Investing in creativity and sustainable urban planning for the future.

“In recent years our profession has been excessively pervaded by self-reference that had nothing to do with the community’s goals. Instead I think that every design action must be considered as something essential. Our profession is no longer incisive, or at the very least not very incisive, in saying how urban environments should be designed, respected and transformed. Our craft seems to have in fact left the responsibility for sweeping visions to others. With the administration of public goods completely lacking,” comments Andrea Boschetti of Metrogramma, “urban studies are also lost, even though, by their very nature, these are the only studies capable of responsibly reflecting on visions of possible futures. 
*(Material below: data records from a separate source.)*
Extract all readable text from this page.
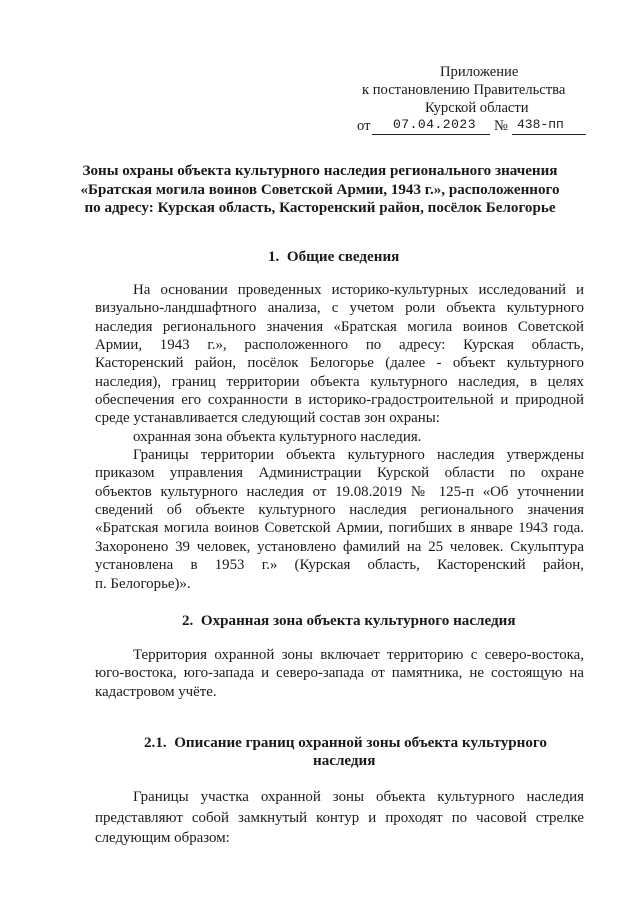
Приложение
к постановлению Правительства
Курской области
от 07.04.2023 № 438-пп
Зоны охраны объекта культурного наследия регионального значения
«Братская могила воинов Советской Армии, 1943 г.», расположенного
по адресу: Курская область, Касторенский район, посёлок Белогорье
1.  Общие сведения
На основании проведенных историко-культурных исследований и
визуально-ландшафтного анализа, с учетом роли объекта культурного
наследия регионального значения «Братская могила воинов Советской
Армии, 1943 г.», расположенного по адресу: Курская область,
Касторенский район, посёлок Белогорье (далее - объект культурного
наследия), границ территории объекта культурного наследия, в целях
обеспечения его сохранности в историко-градостроительной и природной
среде устанавливается следующий состав зон охраны:
охранная зона объекта культурного наследия.
Границы территории объекта культурного наследия утверждены
приказом управления Администрации Курской области по охране
объектов культурного наследия от 19.08.2019 № 125-п «Об уточнении
сведений об объекте культурного наследия регионального значения
«Братская могила воинов Советской Армии, погибших в январе 1943 года.
Захоронено 39 человек, установлено фамилий на 25 человек. Скульптура
установлена в 1953 г.» (Курская область, Касторенский район,
п. Белогорье)».
2.  Охранная зона объекта культурного наследия
Территория охранной зоны включает территорию с северо-востока,
юго-востока, юго-запада и северо-запада от памятника, не состоящую на
кадастровом учёте.
2.1.  Описание границ охранной зоны объекта культурного
наследия
Границы участка охранной зоны объекта культурного наследия
представляют собой замкнутый контур и проходят по часовой стрелке
следующим образом:
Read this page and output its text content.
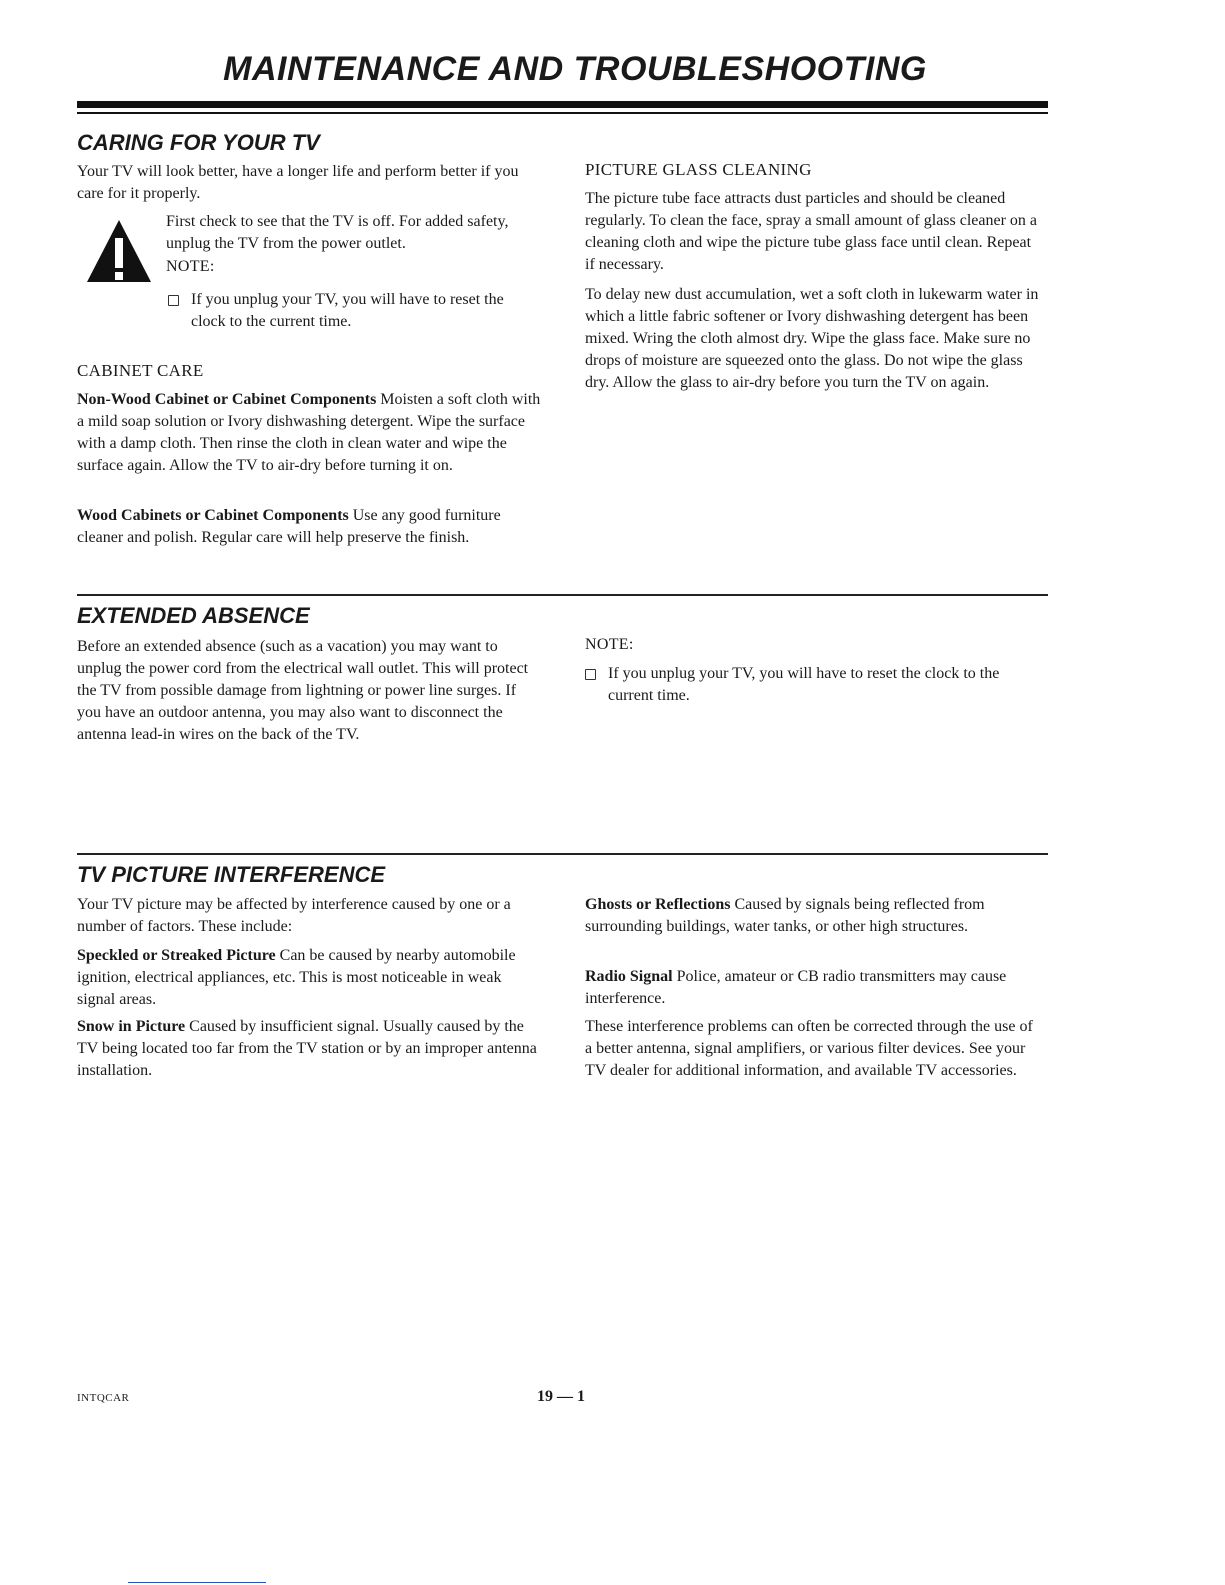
MAINTENANCE AND TROUBLESHOOTING
CARING FOR YOUR TV

Your TV will look better, have a longer life and perform better if you care for it properly.

First check to see that the TV is off. For added safety, unplug the TV from the power outlet.

NOTE:
If you unplug your TV, you will have to reset the clock to the current time.
CABINET CARE

Non-Wood Cabinet or Cabinet Components Moisten a soft cloth with a mild soap solution or Ivory dishwashing detergent. Wipe the surface with a damp cloth. Then rinse the cloth in clean water and wipe the surface again. Allow the TV to air-dry before turning it on.

Wood Cabinets or Cabinet Components Use any good furniture cleaner and polish. Regular care will help preserve the finish.

PICTURE GLASS CLEANING

The picture tube face attracts dust particles and should be cleaned regularly. To clean the face, spray a small amount of glass cleaner on a cleaning cloth and wipe the picture tube glass face until clean. Repeat if necessary.

To delay new dust accumulation, wet a soft cloth in lukewarm water in which a little fabric softener or Ivory dishwashing detergent has been mixed. Wring the cloth almost dry. Wipe the glass face. Make sure no drops of moisture are squeezed onto the glass. Do not wipe the glass dry. Allow the glass to air-dry before you turn the TV on again.

EXTENDED ABSENCE

Before an extended absence (such as a vacation) you may want to unplug the power cord from the electrical wall outlet. This will protect the TV from possible damage from lightning or power line surges. If you have an outdoor antenna, you may also want to disconnect the antenna lead-in wires on the back of the TV.

NOTE:
If you unplug your TV, you will have to reset the clock to the current time.
TV PICTURE INTERFERENCE

Your TV picture may be affected by interference caused by one or a number of factors. These include:

Speckled or Streaked Picture Can be caused by nearby automobile ignition, electrical appliances, etc. This is most noticeable in weak signal areas.

Snow in Picture Caused by insufficient signal. Usually caused by the TV being located too far from the TV station or by an improper antenna installation.

Ghosts or Reflections Caused by signals being reflected from surrounding buildings, water tanks, or other high structures.

Radio Signal Police, amateur or CB radio transmitters may cause interference.

These interference problems can often be corrected through the use of a better antenna, signal amplifiers, or various filter devices. See your TV dealer for additional information, and available TV accessories.

INTQCAR	19 — 1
“Architecture and urban planning have thus taken refuge in one another to survive, gradually detaching themselves from any civic, cultural and social duties that in fact constitute the essence of their own existence. This self-reference has become the problem par excellence of design at all scales and it still greatly afflicts us, as we unfortunately can see these days. Can you imagine how many professions are engaged today in order to rapidly and effectively build emergency healthcare sites!” 

His gaze extends to the future and Boschetti summarizes certain themes, drawing attention to the “concept of safety (in a broad sense) in contemporary cities and their regions” and of the common good. “Creativity”, adds Boschetti, “must once again become the antidote, the vaccine against predictability but also against the unpredictability of the events themselves. In other words, we must define actions and responses in advance for possible critical scenarios. Sustainable urban planning must be the new absolute, indispensable challenge for the survival of tomorrow. This specific and innovative revolution is needed in the methods and approaches to planning at all scales.”